Une session extraordinaire du National executive commettee (Nec) du Social democratic front (Sdf) élargie aux élus du parti, se tiendra jeudi prochain à Yaoundé, sous la présidence de Ni John Fru Ndi. Le communiqué invitant obligatoirement les décideurs du parti leader de l’opposition est signé de Jean Tsomelou, secrétaire général du parti. Le sénateur indique que l’ordre du jour porte sur la déclaration faite par Akéré Muna sur les antennes d’Equinoxe Tv, accusant le Sdf d’avoir fait invalider sa requête par la Cour suprême en 1992, au sujet de l’élection présidentielle. Invité de la Télévision du peuple, l’ancien bâtonnier avait déclaré que « j’avais déposé une requête à la Cour suprême pour exiger l’annulation de l’élection, mais le Sdf a saisi la même Cour suprême pour dire qu’il n’avait mandaté personne pour faire une requête».
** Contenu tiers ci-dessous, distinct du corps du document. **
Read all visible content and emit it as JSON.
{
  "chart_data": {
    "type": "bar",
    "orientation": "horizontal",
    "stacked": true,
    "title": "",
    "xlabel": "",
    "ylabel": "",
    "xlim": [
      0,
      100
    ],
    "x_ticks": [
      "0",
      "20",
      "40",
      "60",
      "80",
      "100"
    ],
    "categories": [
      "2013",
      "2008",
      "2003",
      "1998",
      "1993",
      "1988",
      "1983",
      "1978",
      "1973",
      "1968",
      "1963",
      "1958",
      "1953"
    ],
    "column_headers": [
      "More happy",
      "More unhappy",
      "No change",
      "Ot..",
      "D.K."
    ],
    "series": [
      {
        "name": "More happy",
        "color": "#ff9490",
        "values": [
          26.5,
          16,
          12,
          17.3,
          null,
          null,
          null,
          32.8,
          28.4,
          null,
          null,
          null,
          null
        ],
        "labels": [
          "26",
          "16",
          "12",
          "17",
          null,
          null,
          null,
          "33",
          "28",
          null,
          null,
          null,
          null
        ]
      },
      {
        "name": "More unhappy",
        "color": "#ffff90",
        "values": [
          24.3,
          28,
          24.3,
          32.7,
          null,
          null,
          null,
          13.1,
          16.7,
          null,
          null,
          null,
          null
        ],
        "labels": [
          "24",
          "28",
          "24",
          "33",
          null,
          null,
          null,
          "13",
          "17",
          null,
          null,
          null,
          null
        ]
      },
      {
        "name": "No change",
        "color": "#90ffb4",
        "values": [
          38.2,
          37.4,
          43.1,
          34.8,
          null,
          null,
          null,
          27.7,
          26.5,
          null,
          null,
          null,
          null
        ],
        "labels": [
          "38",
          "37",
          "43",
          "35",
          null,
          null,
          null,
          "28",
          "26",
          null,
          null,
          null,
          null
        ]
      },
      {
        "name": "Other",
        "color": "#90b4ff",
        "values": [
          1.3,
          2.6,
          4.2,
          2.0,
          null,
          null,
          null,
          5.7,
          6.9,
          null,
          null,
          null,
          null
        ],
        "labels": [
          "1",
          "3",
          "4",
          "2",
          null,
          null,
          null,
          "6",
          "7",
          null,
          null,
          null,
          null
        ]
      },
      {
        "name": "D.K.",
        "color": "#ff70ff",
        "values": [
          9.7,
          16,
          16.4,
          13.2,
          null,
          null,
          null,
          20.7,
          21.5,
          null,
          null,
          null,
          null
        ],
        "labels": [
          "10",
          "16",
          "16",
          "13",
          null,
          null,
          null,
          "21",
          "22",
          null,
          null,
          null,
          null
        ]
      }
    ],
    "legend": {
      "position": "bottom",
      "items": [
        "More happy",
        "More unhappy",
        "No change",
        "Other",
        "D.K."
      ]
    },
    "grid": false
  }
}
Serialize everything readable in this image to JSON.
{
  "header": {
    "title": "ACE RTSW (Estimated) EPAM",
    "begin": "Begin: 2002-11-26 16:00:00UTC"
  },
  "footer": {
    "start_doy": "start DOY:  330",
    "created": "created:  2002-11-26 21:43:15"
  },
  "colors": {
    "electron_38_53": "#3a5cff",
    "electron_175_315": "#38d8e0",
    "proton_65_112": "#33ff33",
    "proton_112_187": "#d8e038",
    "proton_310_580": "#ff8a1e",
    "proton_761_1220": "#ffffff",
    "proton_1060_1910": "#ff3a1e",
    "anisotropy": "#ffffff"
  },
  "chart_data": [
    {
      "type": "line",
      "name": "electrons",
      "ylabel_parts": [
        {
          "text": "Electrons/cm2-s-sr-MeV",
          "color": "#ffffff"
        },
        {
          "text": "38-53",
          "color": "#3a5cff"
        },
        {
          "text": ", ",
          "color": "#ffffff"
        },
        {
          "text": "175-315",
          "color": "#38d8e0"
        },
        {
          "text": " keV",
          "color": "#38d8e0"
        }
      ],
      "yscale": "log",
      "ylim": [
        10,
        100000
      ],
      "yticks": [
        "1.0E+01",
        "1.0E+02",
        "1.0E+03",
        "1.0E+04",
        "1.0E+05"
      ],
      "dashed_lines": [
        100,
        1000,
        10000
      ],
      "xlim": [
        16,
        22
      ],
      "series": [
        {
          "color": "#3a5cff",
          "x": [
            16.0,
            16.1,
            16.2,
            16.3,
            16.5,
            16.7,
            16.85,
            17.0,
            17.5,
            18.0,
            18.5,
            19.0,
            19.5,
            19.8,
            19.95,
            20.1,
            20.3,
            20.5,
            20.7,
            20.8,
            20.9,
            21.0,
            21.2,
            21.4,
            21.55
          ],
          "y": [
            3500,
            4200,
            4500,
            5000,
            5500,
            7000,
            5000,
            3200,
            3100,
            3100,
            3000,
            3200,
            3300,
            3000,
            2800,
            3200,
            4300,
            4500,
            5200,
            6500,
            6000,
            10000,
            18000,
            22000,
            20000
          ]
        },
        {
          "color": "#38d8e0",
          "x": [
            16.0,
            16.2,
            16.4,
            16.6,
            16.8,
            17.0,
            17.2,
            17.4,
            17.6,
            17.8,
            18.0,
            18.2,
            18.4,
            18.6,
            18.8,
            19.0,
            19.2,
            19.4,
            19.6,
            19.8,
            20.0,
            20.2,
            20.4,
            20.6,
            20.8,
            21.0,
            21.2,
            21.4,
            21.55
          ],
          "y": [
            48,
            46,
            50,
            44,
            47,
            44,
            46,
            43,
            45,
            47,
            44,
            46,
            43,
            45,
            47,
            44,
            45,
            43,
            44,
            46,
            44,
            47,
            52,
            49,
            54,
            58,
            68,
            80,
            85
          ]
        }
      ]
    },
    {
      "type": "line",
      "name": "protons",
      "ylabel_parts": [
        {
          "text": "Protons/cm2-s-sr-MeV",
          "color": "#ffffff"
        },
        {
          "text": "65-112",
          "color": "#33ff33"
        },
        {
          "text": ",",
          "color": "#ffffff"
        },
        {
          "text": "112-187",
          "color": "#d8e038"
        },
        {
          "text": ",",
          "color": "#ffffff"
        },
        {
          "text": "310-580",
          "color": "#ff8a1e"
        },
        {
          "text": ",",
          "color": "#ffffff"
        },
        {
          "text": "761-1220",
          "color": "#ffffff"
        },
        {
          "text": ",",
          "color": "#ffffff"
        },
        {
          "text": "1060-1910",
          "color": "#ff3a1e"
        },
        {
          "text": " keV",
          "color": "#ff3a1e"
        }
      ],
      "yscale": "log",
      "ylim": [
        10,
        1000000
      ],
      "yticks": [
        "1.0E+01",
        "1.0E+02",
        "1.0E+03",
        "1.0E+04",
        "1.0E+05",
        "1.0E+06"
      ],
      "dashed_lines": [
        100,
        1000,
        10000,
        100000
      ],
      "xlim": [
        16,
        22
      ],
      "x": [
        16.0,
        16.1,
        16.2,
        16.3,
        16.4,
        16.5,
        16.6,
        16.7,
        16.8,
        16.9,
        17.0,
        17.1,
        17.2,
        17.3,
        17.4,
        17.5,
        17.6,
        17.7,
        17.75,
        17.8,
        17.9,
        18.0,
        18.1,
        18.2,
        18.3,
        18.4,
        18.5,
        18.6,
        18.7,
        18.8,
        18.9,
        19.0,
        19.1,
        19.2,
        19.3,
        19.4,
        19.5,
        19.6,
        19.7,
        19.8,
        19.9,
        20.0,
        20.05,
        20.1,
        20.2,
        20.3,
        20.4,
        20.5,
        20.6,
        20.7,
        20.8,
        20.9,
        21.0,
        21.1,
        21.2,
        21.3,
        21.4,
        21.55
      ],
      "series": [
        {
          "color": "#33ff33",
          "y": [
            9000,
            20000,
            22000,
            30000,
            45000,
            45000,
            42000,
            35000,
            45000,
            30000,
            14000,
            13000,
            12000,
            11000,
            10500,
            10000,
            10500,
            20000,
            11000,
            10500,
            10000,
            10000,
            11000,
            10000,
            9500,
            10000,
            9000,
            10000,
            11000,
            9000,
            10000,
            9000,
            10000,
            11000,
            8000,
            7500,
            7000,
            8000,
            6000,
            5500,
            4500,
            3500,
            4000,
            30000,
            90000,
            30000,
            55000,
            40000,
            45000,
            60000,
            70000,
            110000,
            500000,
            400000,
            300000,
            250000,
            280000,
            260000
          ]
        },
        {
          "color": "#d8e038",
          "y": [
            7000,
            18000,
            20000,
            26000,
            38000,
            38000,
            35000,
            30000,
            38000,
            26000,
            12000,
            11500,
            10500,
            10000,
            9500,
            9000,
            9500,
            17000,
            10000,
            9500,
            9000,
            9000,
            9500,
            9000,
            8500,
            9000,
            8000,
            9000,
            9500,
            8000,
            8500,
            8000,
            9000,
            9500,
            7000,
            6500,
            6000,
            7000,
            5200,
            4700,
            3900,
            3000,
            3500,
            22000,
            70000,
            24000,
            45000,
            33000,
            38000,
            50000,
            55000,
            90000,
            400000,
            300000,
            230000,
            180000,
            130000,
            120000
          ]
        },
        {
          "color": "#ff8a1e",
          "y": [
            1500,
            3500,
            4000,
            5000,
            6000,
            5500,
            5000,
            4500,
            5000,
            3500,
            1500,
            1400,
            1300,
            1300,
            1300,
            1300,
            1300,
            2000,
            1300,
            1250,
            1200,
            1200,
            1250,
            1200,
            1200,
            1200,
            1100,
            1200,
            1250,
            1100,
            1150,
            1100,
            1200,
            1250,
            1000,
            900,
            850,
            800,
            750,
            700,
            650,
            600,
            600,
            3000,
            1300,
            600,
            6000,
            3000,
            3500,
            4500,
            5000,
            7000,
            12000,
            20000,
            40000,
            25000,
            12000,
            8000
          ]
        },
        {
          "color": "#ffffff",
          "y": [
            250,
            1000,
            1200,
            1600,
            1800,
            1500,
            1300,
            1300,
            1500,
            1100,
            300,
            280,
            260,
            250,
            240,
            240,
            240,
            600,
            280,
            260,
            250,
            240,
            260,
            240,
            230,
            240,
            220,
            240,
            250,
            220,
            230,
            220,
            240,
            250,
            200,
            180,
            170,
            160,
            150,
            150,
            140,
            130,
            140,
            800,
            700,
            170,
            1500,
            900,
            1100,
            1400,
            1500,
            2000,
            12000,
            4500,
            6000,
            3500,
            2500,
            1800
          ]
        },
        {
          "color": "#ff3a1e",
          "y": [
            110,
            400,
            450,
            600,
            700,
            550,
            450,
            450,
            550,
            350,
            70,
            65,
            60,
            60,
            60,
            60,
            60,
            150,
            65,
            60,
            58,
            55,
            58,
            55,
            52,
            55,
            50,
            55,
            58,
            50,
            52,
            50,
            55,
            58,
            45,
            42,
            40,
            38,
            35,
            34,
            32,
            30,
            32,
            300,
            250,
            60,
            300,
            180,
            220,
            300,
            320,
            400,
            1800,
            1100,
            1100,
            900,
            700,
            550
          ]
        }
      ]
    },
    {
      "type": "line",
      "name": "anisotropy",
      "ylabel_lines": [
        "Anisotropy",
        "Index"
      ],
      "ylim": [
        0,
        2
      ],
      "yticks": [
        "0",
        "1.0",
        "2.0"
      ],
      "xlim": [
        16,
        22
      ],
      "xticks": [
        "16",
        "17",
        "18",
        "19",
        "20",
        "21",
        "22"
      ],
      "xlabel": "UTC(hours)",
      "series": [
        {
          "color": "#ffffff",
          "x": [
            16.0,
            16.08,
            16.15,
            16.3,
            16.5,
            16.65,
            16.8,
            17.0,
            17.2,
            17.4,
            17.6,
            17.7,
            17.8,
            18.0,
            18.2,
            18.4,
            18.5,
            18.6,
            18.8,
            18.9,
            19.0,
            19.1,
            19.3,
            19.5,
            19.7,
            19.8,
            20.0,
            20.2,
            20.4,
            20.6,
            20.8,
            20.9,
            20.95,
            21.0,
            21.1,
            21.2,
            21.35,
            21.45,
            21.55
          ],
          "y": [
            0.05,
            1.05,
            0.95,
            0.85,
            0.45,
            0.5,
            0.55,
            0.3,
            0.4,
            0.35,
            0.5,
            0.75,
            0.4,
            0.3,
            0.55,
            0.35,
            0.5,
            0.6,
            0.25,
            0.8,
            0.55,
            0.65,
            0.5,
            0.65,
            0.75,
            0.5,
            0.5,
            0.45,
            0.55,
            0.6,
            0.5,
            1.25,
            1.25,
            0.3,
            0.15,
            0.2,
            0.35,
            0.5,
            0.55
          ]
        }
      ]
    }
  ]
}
Les têtes pensantes du Sdf devraient préparer une réplique à celui qui fut le directeur de campagne de Ni John Fru Ndi à cette première élection de la réouverture démocratique. La Cour suprême avait déclaré vainqueur Paul Biya devant Fru Ndi, sur un score serré (39,9% contre 35,9 % et Bello Bouba arrivant en 3ème position avec 19,2 %). Le parti du 26 mai 1990 a toujours clamé sa victoire volée, sans contester par la voie légale, celle de la Cour suprême, alors compétente pour connaître des contentieux électoraux. Depuis l’annonce de sa candidature pour le scrutin du 7 octobre prochain, Me Akere Muna ne loupe pas une seule occasion de revenir sur cette victoire volée du Sdf, mais surtout sur la gestion de ladite défaite, pour condamner le parti qu’il avait alors accompagné. Lui qui appuie ses dires par des résultats différents (38,02% pour Fru Ndi, 31,52 %) pour Bello Bouba et 24,78% pour Paul Biya), compilés avec le concours de nos correspondants en mission dans chaque capitale provinciale. Le fils de l’ancien Premier ministre qui en outre déclare avoir quitté le Sdf parce que « j’avais refusé de reconnaître le fait que la Cour suprême avait proclamé M. Biya comme président de la République ».

Au sortir de la réunion de crise de jeudi prochain, des lignes devraient bouger au sein du groupe des ténors de l’opposition. Au moment où le projet d’une coalition de l’opposition semble de plus en plus certain. Le Sdf devrait certainement prendre des distances face à un compagnon qui ne lui fait pas de cadeau. Toujours est-il que la guerre est presque ouverte entre les deux camps engagés dans la course pour la présidentielle prochaine. Joshua Osih prend le témoin chez John Fru Ndi, pendant que l’ancien vice-président de Transparency international évolue sous les couleurs du Front populaire pour le développement (Fpd).